Wednesday, March 11, 2009

Under-Publicized Fact of the Day

As reported by Edwin Mora:
Civilians ran a greater risk of being killed in the border city of Juarez, Mexico, last year than in Baghdad, Iraq.

The per capita rate of civilian killings in the Mexican border city in 2008 was nearly three-and-a-half times (3.4) as great as the per capita rate of civilian killings in the Iraqi province of Baghdad, CNSNews.com has determined, based on State Department statistics and data supplied by an Iraqi civilian-casualty database recommended by the Department of Defense.

In Ciudad Juarez, where drug cartels are fighting with Mexican authorities for control of the city, an estimated 1,800 people were killed in 2008, according to the U.S. State Department.

That equaled one in every 889 residents in a population that the State Department says 1.6 million.
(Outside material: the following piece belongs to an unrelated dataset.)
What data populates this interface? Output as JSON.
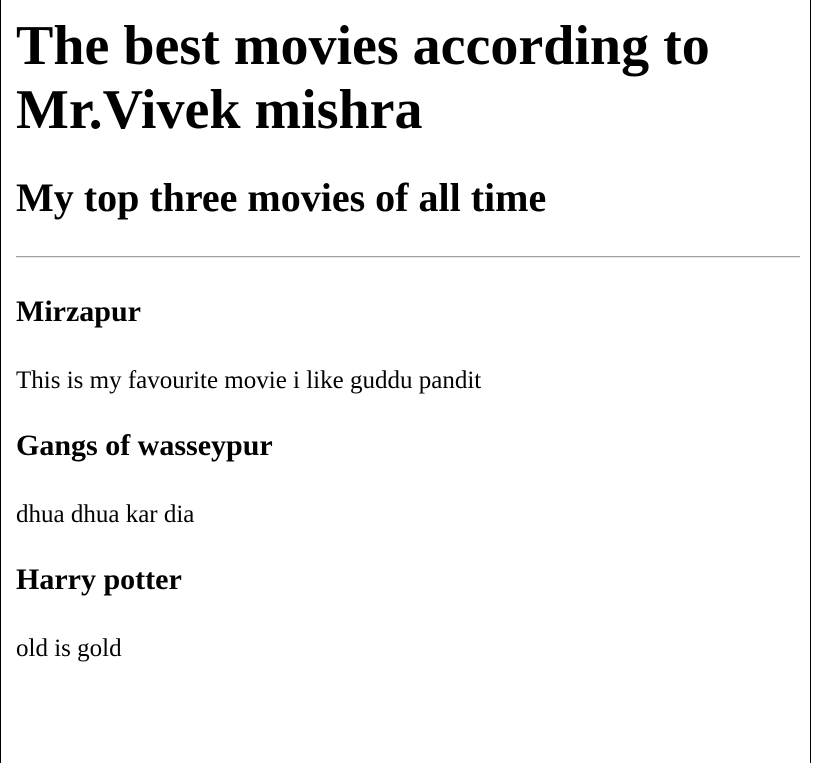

Meanwhile, in the Baghdad Governorate (the Iraqi province that includes Baghdad), only about one in 3,040 people were killed in 2008, using the civilian casualty figures gatherd by the Iraq Body Count (IBC) project.

The overall number of civilians in Baghdad Governorate that were killed in 2008, according to IBC, was between 2,632 and 2,847.

But the Baghdad Governorate, with an estimated 6 to 8 million people, is almost four to five times larger in population than Ciudad Juarez, depending upon which figure is utilized.